Boru, who gave only his first name for safety reasons, is one of several Oromo residents of Ataye who said the OLA were not involved.
Instead, he said, the carnage was set off when Amhara security forces shot dead an Oromo imam outside a mosque, then prevented mourners from retrieving the body.
"It did not come out of the blue," he said. "It was a war. Each side was attacking the other."
This jibes with accounts from officials in nearby Oromo communities, who note that the violence extended beyond Ataye and claimed many Oromo victims.
Ethiopia's chief ombudsman, Endale Haile, told AFP more than 400 were killed in total and more than 400,000 displaced, declining to provide an ethnic breakdown.
Whoever bears responsibility, there is no disputing the killings have left Ataye resembling a ghost town.
The hospital and police station were both ransacked, and demolished storefronts offer only scattered clues -- burnt shoeboxes, the ripped sign of a beauty salon -- to what they once contained.

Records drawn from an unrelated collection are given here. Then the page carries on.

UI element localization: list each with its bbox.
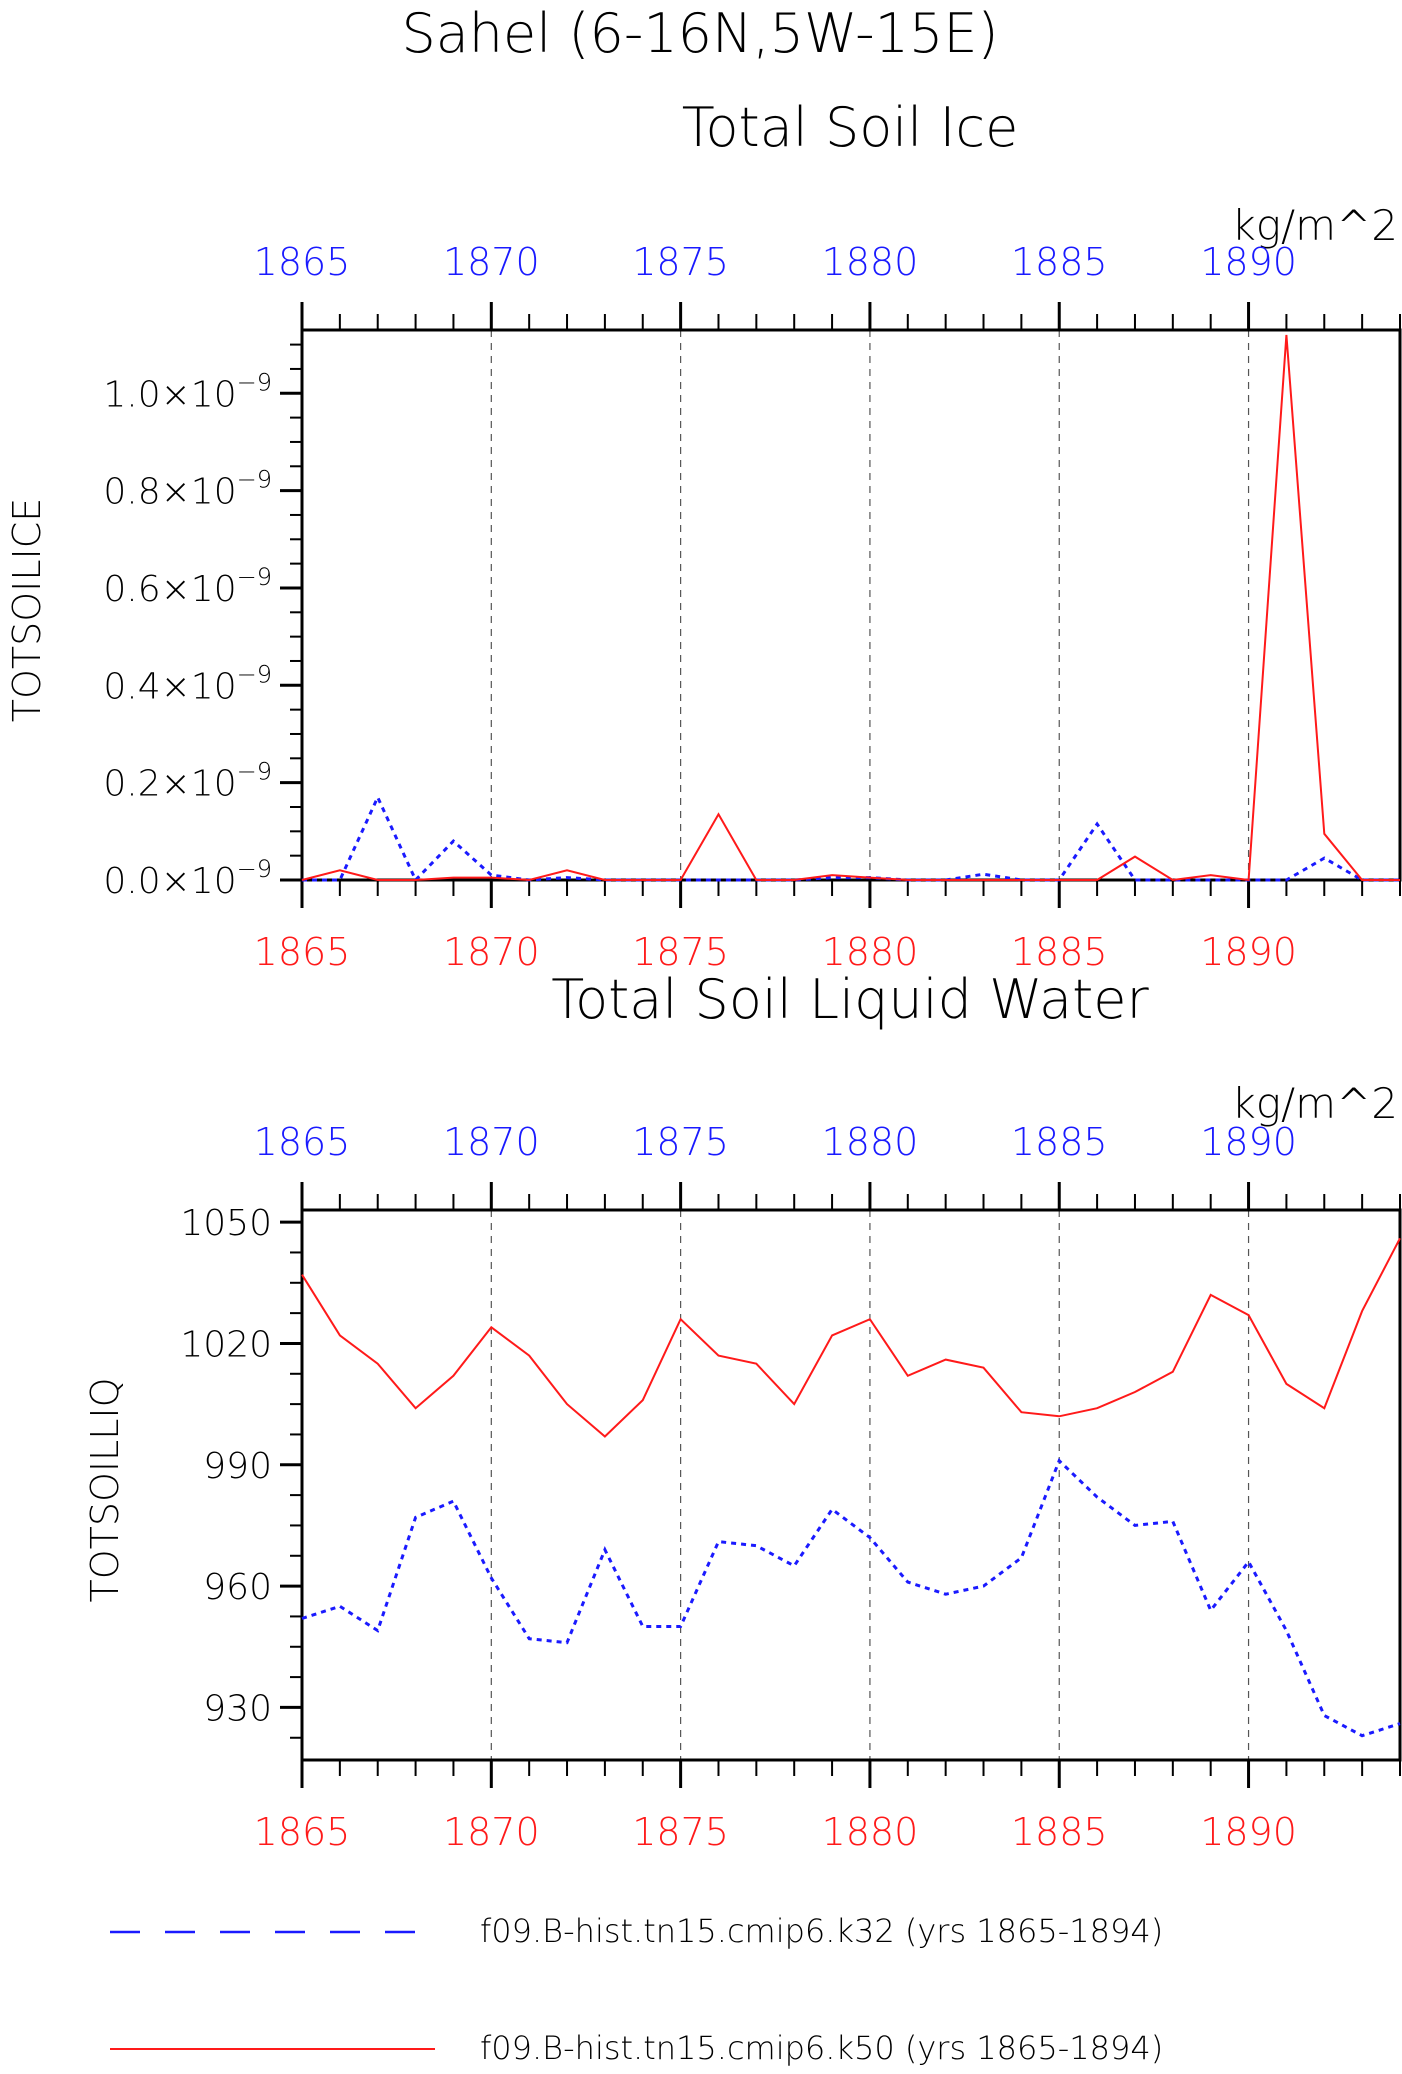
plot-frame [300,328,1402,882]
soil-ice-panel: Total Soil Ice kg/m^2 TOTSOILICE 1865 1865 18… [5,96,1402,974]
x-tick-label-bottom: 1885 [1011,1810,1108,1854]
legend-label-k50: f09.B-hist.tn15.cmip6.k50 (yrs 1865-1894… [480,2029,1163,2067]
soil-liquid-panel: Total Soil Liquid Water kg/m^2 TOTSOILLIQ 1… [83,968,1402,1854]
x-tick-label-bottom: 1890 [1200,930,1297,974]
panel-title: Total Soil Ice [682,96,1019,159]
y-tick-label-base: 1.0×10 [103,374,236,415]
legend: f09.B-hist.tn15.cmip6.k32 (yrs 1865-1894… [110,1912,1163,2067]
y-tick-label-exponent: −9 [237,563,272,591]
x-tick-label-bottom: 1870 [443,930,540,974]
panel-title: Total Soil Liquid Water [551,968,1149,1031]
y-tick-label: 930 [203,1688,272,1729]
y-tick-label-exponent: −9 [237,758,272,786]
y-tick-label-base: 1050 [180,1203,272,1244]
x-tick-label-bottom: 1885 [1011,930,1108,974]
y-tick-label-exponent: −9 [237,466,272,494]
series-line-k50 [301,1237,1401,1438]
y-tick-label: 1020 [180,1324,272,1365]
y-tick-label: 0.0×10−9 [103,855,272,902]
y-tick-label-base: 960 [203,1567,272,1608]
x-tick-label-bottom: 1880 [822,1810,919,1854]
y-tick-label-base: 990 [203,1446,272,1487]
series-line-k32 [301,1458,1401,1738]
legend-label-k32: f09.B-hist.tn15.cmip6.k32 (yrs 1865-1894… [480,1912,1163,1950]
x-tick-label-top: 1880 [822,240,919,284]
y-tick-label-base: 0.4×10 [103,666,236,707]
series-line-k32 [302,793,1400,883]
x-tick-label-top: 1890 [1200,240,1297,284]
x-tick-label-top: 1875 [632,240,729,284]
y-tick-label-base: 0.6×10 [103,569,236,610]
y-axis-label: TOTSOILLIQ [83,1377,127,1602]
units-label: kg/m^2 [1231,1079,1398,1128]
units-label: kg/m^2 [1231,201,1398,250]
x-tick-label-top: 1880 [822,1120,919,1164]
x-tick-label-top: 1870 [443,240,540,284]
x-tick-label-top: 1865 [254,240,351,284]
x-tick-label-top: 1885 [1011,240,1108,284]
x-tick-label-bottom: 1875 [632,930,729,974]
y-tick-label-exponent: −9 [237,660,272,688]
y-tick-label: 990 [203,1446,272,1487]
y-tick-label-exponent: −9 [237,368,272,396]
y-axis-label: TOTSOILICE [5,498,49,723]
x-tick-label-top: 1885 [1011,1120,1108,1164]
y-tick-label-base: 0.0×10 [103,861,236,902]
y-tick-label: 0.6×10−9 [103,563,272,610]
series-line-k50 [301,334,1400,882]
x-tick-label-top: 1865 [254,1120,351,1164]
y-tick-label-exponent: −9 [237,855,272,883]
y-tick-label-base: 1020 [180,1324,272,1365]
x-tick-label-bottom: 1875 [632,1810,729,1854]
x-tick-label-bottom: 1870 [443,1810,540,1854]
x-tick-label-top: 1870 [443,1120,540,1164]
x-tick-label-bottom: 1880 [822,930,919,974]
plot-frame [300,1208,1402,1762]
y-tick-label-base: 0.2×10 [103,764,236,805]
x-tick-label-top: 1875 [632,1120,729,1164]
x-tick-label-bottom: 1865 [254,1810,351,1854]
x-tick-label-bottom: 1865 [254,930,351,974]
y-tick-label: 0.4×10−9 [103,660,272,707]
y-tick-label: 1.0×10−9 [103,368,272,415]
y-tick-label: 0.8×10−9 [103,466,272,513]
x-tick-label-top: 1890 [1200,1120,1297,1164]
y-tick-label-base: 0.8×10 [103,472,236,513]
y-tick-label: 0.2×10−9 [103,758,272,805]
figure-title: Sahel (6-16N,5W-15E) [401,2,998,65]
y-tick-label-base: 930 [203,1688,272,1729]
y-tick-label: 960 [203,1567,272,1608]
y-tick-label: 1050 [180,1203,272,1244]
x-tick-label-bottom: 1890 [1200,1810,1297,1854]
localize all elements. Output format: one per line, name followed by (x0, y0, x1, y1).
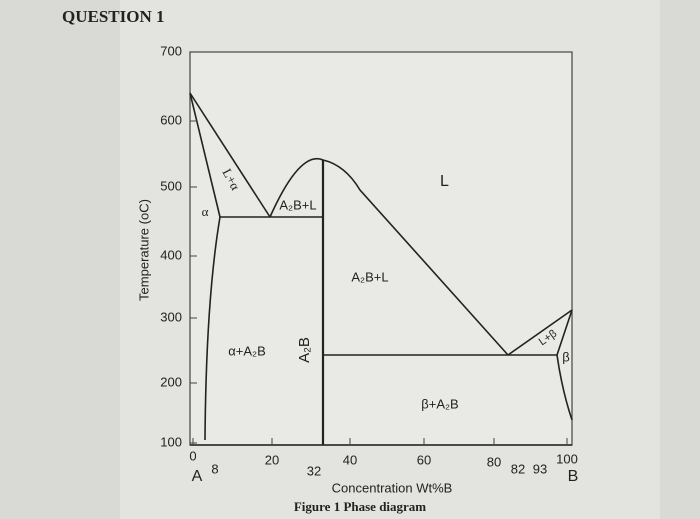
y-axis-label: Temperature (oC) (136, 199, 151, 301)
y-ticks: 700 600 500 400 300 200 100 (160, 43, 197, 449)
y-tick-label: 600 (160, 112, 182, 127)
y-tick-label: 400 (160, 247, 182, 262)
liquidus-a2b (269, 157, 509, 356)
plot-frame (189, 51, 573, 446)
y-tick-label: 300 (160, 309, 182, 324)
component-label: A (192, 468, 203, 485)
phase-lines (189, 92, 573, 446)
solvus-alpha (204, 216, 221, 441)
region-label: β (562, 349, 569, 364)
x-tick-label: 0 (189, 448, 196, 463)
x-ticks: 0 20 40 60 80 100 8 32 82 93 A B (189, 438, 578, 485)
caption: Figure 1 Phase diagram (294, 499, 426, 514)
region-label: α (202, 204, 209, 219)
region-label: α+A₂B (228, 343, 266, 358)
x-tick-label: 100 (556, 451, 578, 466)
region-label: L (440, 173, 449, 190)
x-axis-label: Concentration Wt%B (332, 480, 453, 495)
x-tick-label: 60 (417, 452, 431, 467)
region-label: A₂B+L (351, 269, 388, 284)
x-tick-label: 80 (487, 454, 501, 469)
y-tick-label: 500 (160, 178, 182, 193)
x-mark-label: 32 (307, 463, 321, 478)
y-tick-label: 700 (160, 43, 182, 58)
region-label: A₂B (296, 337, 313, 363)
x-mark-label: 93 (533, 461, 547, 476)
y-tick-label: 200 (160, 374, 182, 389)
liquidus-right (507, 309, 573, 356)
region-label: A₂B+L (279, 197, 316, 212)
component-label: B (568, 468, 579, 485)
solidus-alpha (189, 92, 221, 218)
liquidus-left (189, 92, 271, 218)
x-mark-label: 8 (211, 461, 218, 476)
x-tick-label: 40 (343, 452, 357, 467)
y-tick-label: 100 (160, 434, 182, 449)
x-tick-label: 20 (265, 452, 279, 467)
x-mark-label: 82 (511, 461, 525, 476)
question-title: QUESTION 1 (62, 7, 165, 26)
solidus-beta (556, 309, 573, 356)
solvus-beta (556, 354, 573, 421)
region-label: β+A₂B (421, 396, 458, 411)
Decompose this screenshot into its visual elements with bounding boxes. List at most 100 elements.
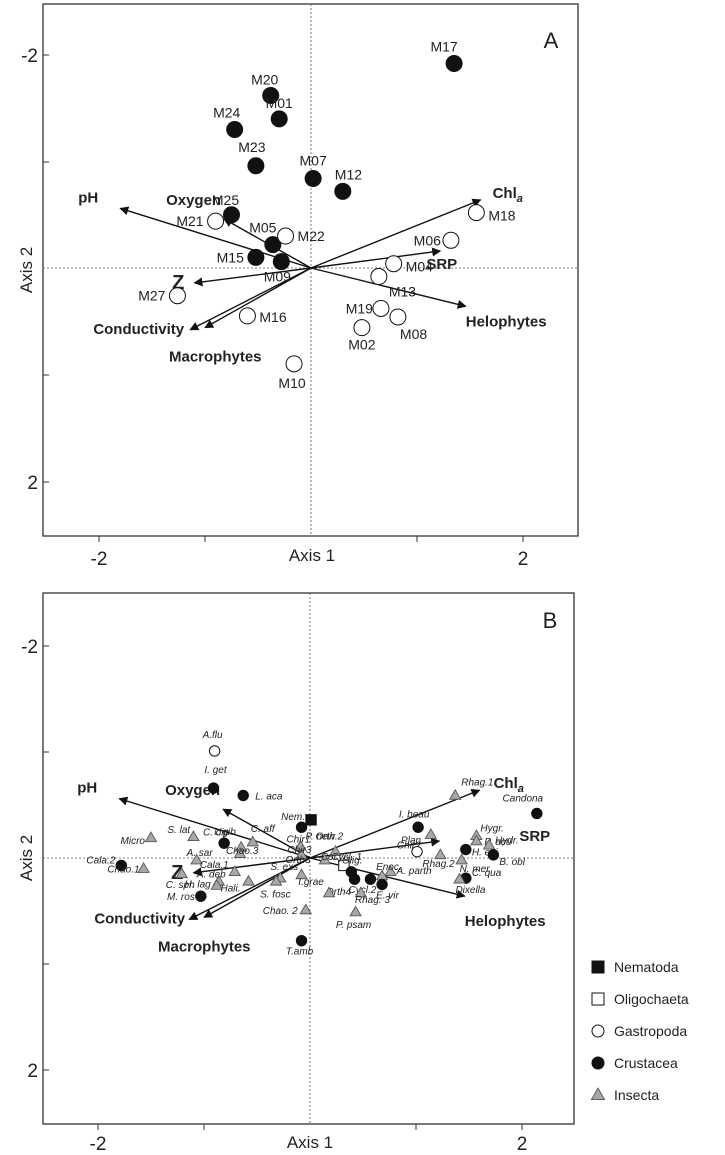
site-label-m13: M13 — [389, 284, 416, 300]
taxon-point-i-get — [207, 782, 220, 794]
taxon-label-chao-3: Chao.3 — [226, 846, 259, 857]
site-label-m12: M12 — [335, 166, 362, 182]
panel-a-vector-chla — [310, 198, 482, 269]
site-point-m13 — [370, 268, 388, 286]
taxon-point-dixella — [453, 872, 466, 884]
taxon-label-chir3: Chir3 — [288, 845, 312, 856]
taxon-point-l-aca — [237, 789, 249, 802]
panel-a-letter: A — [544, 28, 559, 53]
legend-marker-nematoda — [591, 960, 605, 974]
panel-b-letter: B — [543, 608, 558, 633]
site-label-m01: M01 — [266, 95, 293, 111]
panel-a-vector-label-chla: Chla — [493, 185, 523, 205]
panel-a-plot-area: pH OxygenZConductivityMacrophytesChlaSRPH… — [78, 39, 546, 391]
taxon-point-b-obl — [487, 849, 500, 861]
taxon-label-m-ros: M. ros — [167, 892, 195, 903]
taxon-label-a-sar: A. sar — [186, 848, 214, 859]
taxon-label-l-aca: L. aca — [255, 791, 283, 802]
taxon-label-cala-1: Cala.1 — [200, 860, 229, 871]
site-point-m04 — [385, 255, 403, 273]
panel-a-xtick-label-right: 2 — [518, 549, 529, 570]
panel-b-vector-label-z: Z — [171, 862, 183, 884]
taxon-label-hali: Hali. — [221, 883, 241, 894]
taxon-point-hali — [242, 874, 255, 886]
site-point-m12 — [334, 182, 352, 200]
taxon-point-h-exi — [460, 843, 472, 856]
legend-marker-oligochaeta — [591, 992, 605, 1006]
taxon-label-h-exi: H. exi — [472, 848, 498, 859]
taxon-label-plan: Plan. — [401, 836, 424, 847]
taxon-label-chir1: Chir1 — [286, 834, 310, 845]
site-label-m10: M10 — [278, 375, 305, 391]
site-label-m27: M27 — [138, 288, 165, 304]
panel-b-vector-label-macrophytes: Macrophytes — [158, 938, 251, 955]
panel-b-ytick-label-top: -2 — [21, 637, 38, 658]
site-label-m21: M21 — [176, 213, 203, 229]
panel-a-ylabel: Axis 2 — [17, 247, 36, 293]
taxon-point-orth3 — [295, 868, 308, 880]
site-point-m02 — [353, 319, 371, 337]
panel-a-vector-label-helophytes: Helophytes — [466, 313, 547, 330]
legend-marker-crustacea — [591, 1056, 605, 1070]
panel-b-vector-label-chla: Chla — [494, 775, 524, 795]
taxon-label-c-qua: C. qua — [472, 868, 502, 879]
taxon-point-a-flu — [208, 745, 221, 757]
taxon-label-orth-2: Orth.2 — [315, 832, 343, 843]
site-point-m01 — [270, 110, 288, 128]
panel-b-plot-area: pH OxygenZConductivityMacrophytesChlaSRPH… — [77, 730, 550, 958]
panel-b-vector-conductivity — [188, 857, 311, 921]
taxon-label-hydr: Hydr. — [495, 835, 519, 846]
site-point-m06 — [442, 231, 460, 249]
panel-b-xtick-label-left: -2 — [90, 1134, 107, 1155]
panel-b-frame — [42, 592, 575, 1125]
taxon-point-rhag-3 — [354, 886, 368, 898]
taxon-point-p-acu — [470, 834, 483, 846]
panel-a-vector-label-conductivity: Conductivity — [93, 321, 184, 338]
site-label-m18: M18 — [488, 208, 515, 224]
legend-label-nematoda: Nematoda — [614, 959, 679, 975]
panel-b-vector-z — [192, 857, 311, 877]
panel-a-vector-label-ph: pH — [78, 189, 98, 206]
taxon-label-a-deb: A. deb — [196, 869, 226, 880]
taxon-point-i-grae — [322, 886, 336, 898]
site-point-m27 — [168, 287, 186, 305]
taxon-label-chao-2: Chao. 2 — [263, 906, 298, 917]
legend-marker-insecta — [590, 1087, 606, 1101]
taxon-label-i-get: I. get — [204, 765, 227, 776]
taxon-point-n-mer — [455, 853, 468, 865]
taxon-point-h-lag — [210, 878, 224, 890]
taxon-label-i-gib: I. gib — [214, 827, 236, 838]
panel-a-ytick-label-top: -2 — [21, 46, 38, 67]
site-label-m25: M25 — [212, 192, 239, 208]
taxon-point-m-ros — [195, 890, 207, 902]
site-label-m22: M22 — [298, 228, 325, 244]
site-label-m23: M23 — [238, 139, 265, 155]
panel-b-vector-label-oxygen: Oxygen — [165, 782, 220, 799]
site-point-m19 — [372, 299, 390, 317]
legend-marker-gastropoda — [591, 1024, 605, 1038]
site-label-m17: M17 — [430, 39, 457, 55]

Most residents have fled, with crowds gathering only when officials hand out sacks of wheat as food aid.
Ethiopia's electoral board insists voting will take place in Ataye and other violence-wracked constituencies before a new parliamentary session opens in October.
But no preparations are under way and residents have little enthusiasm.
"Why would we vote in elections? We have no interest in elections," said 19-year-old Hawa Seid. "We've lost our homes."
The Ataye violence spurred days of protests in cities across the Amhara region, where the bloodshed could shape the election.
"For people whose basic existence is questioned and being violated, I think the security of Amharas all over Ethiopia will determine how people vote," said Dessalegn Chanie, senior member of the National Movement for Amhara, an opposition party.
The Amhara Association of America, a Washington-based lobbying firm, says more than 2,000 Amharas have been killed in dozens of massacres going back to last July.
The regional spokesman, Gizachew Muluneh, accused rival parties of "trying to politicise the killings and get something from the deaths of others," adding, "It is not morally good."
Genet, whose husband was shot dead in their kitchen, participated in the protests herself.
"I was happy to be there because I wanted to show how much they are hurting us and to ask the government to stop the Amhara genocide," she said.
But she hasn't given up on the idea that Amharas and Oromos could one day live together in harmony.
She noted that after her husband was killed, Oromo neighbours briefly housed her and her daughter until it was safe to leave.
It was a gesture of kindness that reminded her of a more peaceful era she would like to return to.
"Once," she said, "we all lived together like a family."